A soothsayer bids you beware the ides of March.
Well, I haven't heard any soothsaysers lately, or at least I don't think I have. And, if I were to find one, what would he or she bid me, if anything?
If you've heard that admonition Shakespeare put into Brutus's mouth in Julius Caesar, it's hard not to come to this date, the fifteenth of March, and not expect some kind of foreboding. Spring is less than a week away, and the weather feels that way.
This year, though, I'm not experiencing the dread (which was always followed by rage) I used to feel around this time of year. Back when I used to think the beginning of spring was the original lie, I always expected something catastrophic to happen. Maybe that's an effect of losing my grandfather on the first day of spring--which also happened to be his birthday--before I turned eight years old.
His death is really the first I recall, mainly because I was very close to him when I was very young. Mom and I were talking about that tonight. She recalled that her maternal grandmother died the year before. I have only a vague recall of that funeral, and almost nothing of her. Mom said that made sense, for I never saw much of her: I was usually with my maternal grandparents or other relatives when Mom was working, and her grandmother was sick much of the time.
My mother has an amazing recall for dates. If you talk to her for five minutes, she'll always remember your birthday. She also rattled off the dates of various births and deaths in our families: Her father died on 21 March 1966, which was also the day he turned 72; her brothers (my uncles) Herbert ("Sonny") and Dominick ("Nick") on 15 December 1982 and 27 October 1989.
All of this came up because I asked her how old a cousin of mine, Joseph, whom I haven't seen in years, is. The occasion of that question was my mention of the fact that Dominick (my boyfriend, not my uncle) works with kids who have special needs, which a much more polite term than the one that used to be applied to people like my cousin. Said cousin is 44 years old now and cannot fend for himself, so he lives in a group home.
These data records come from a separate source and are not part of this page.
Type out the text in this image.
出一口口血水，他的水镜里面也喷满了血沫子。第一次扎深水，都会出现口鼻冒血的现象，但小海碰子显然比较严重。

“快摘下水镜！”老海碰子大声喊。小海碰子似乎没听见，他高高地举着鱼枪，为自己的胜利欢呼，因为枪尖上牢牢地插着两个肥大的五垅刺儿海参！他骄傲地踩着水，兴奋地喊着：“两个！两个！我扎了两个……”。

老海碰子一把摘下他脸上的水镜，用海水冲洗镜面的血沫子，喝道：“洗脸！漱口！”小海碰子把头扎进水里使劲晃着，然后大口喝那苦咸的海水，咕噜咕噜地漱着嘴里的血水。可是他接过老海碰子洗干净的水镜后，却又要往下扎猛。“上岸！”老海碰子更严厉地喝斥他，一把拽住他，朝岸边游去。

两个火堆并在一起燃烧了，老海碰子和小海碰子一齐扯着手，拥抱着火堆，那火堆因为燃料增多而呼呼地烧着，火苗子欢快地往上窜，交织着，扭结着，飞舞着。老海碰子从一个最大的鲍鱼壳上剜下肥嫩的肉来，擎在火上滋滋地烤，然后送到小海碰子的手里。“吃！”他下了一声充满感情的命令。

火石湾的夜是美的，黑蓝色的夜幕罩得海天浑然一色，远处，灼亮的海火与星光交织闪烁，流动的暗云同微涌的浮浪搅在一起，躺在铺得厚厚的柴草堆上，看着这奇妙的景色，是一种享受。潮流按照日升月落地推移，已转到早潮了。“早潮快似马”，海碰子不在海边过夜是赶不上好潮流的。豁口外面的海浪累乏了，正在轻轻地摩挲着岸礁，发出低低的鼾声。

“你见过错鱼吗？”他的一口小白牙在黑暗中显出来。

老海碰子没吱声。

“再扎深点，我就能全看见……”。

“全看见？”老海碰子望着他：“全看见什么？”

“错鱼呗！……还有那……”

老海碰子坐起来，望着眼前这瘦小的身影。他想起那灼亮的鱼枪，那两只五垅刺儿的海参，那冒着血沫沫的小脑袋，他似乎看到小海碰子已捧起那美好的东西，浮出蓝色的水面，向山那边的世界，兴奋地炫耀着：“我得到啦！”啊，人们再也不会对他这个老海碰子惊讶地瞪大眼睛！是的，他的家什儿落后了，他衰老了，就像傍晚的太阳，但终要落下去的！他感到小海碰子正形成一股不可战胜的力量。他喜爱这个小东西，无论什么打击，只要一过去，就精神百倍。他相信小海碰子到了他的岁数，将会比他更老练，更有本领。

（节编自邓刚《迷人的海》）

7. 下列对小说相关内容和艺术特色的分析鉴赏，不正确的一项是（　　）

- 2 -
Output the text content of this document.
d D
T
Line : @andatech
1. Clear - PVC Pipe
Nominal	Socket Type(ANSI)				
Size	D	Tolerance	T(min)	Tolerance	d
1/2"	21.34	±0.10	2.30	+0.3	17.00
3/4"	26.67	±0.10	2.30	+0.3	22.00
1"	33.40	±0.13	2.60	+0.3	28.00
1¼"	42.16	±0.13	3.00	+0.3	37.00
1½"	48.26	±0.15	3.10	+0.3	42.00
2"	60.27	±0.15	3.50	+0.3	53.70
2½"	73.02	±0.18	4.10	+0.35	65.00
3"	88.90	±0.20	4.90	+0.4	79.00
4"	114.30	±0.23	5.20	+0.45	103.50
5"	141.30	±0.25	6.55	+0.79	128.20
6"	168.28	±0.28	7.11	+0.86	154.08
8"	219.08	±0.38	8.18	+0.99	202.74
That is the fate that awaits some of the more fortunate kids with whom Dominick works.
I cannot tell you Joseph's birthday or the date on which I last saw him. I know the former is in late November--in some years, on Thanksgiving Day. I know that because the birthday of his father, my uncle Joe (who also happens to be my godfather) is around the same time.
My recall of dates is nowhere near as consistent as hers, and seems to have little, if any, logic governing it. I can pull up the dates of a few deaths in my life: If you have seen my blogs from the couple of days preceding Christmas Eve, you know that. Hey, I even know the dates on which my cats died: Caterina, 23 December 1991 (same date as Kevin, my first AA sponsor died ; a friend committed suicide on that same date in another year); Charlie I, 16 October 2005 and Candice, 17 January 2007.
I also remember that I moved out of the apartment I shared with Tammy, and onto the block where I now live, on 17 August 2002. We started dating some time in the spring of 1998--not long before Memorial Day, if I recall correctly, but I couldn't tell you the exact date. I met Dominick some time in the fall of 2004; we were "seeing each other" briefly--from around that Christmas till some time the following spring. And we resumed in the late summer or early fall of 2007. I remember that time because a cracked ankle was healing and I was riding my bike for the first time in about three months when he saw me from his grandmother's minivan, which he was driving.
Of everyone I've mentioned, Dominick is the only one in my life now who didn't know me as Nick. All of my deceased relatives and Kevin knew me only as Nick, Nicky or Nicholas--as did Caterina. Charlie I lived until I was early into my third year of living as Justine; Candice got to see one more year of my new life.
I hope that this Ides of March isn't a foreboding of another death or some other event that would be traumatic or devastating for me. I was telling Mom that I want the 7th of July to come, already, but I have this fear that the doctor will find that I have some illness or other problem I didn't know I had and that--or some other thing I can't foresee now--will keep me from having the surgery.
From the Ides of March, it's another 114 days till my surgery. I never knew that I'd be so good with dates, or with counting, anyway. Is it a constructive or pointless thing to do while I'm waiting?
And is there reason to be aware? Or to worry? I don't think it's the future, as uncertain as it may be. The past, for whatever reasons , always worried me more, especially when I was unconsciously repressing so much of it.
Can--or should-- someone "Beware the Ides" retroactively?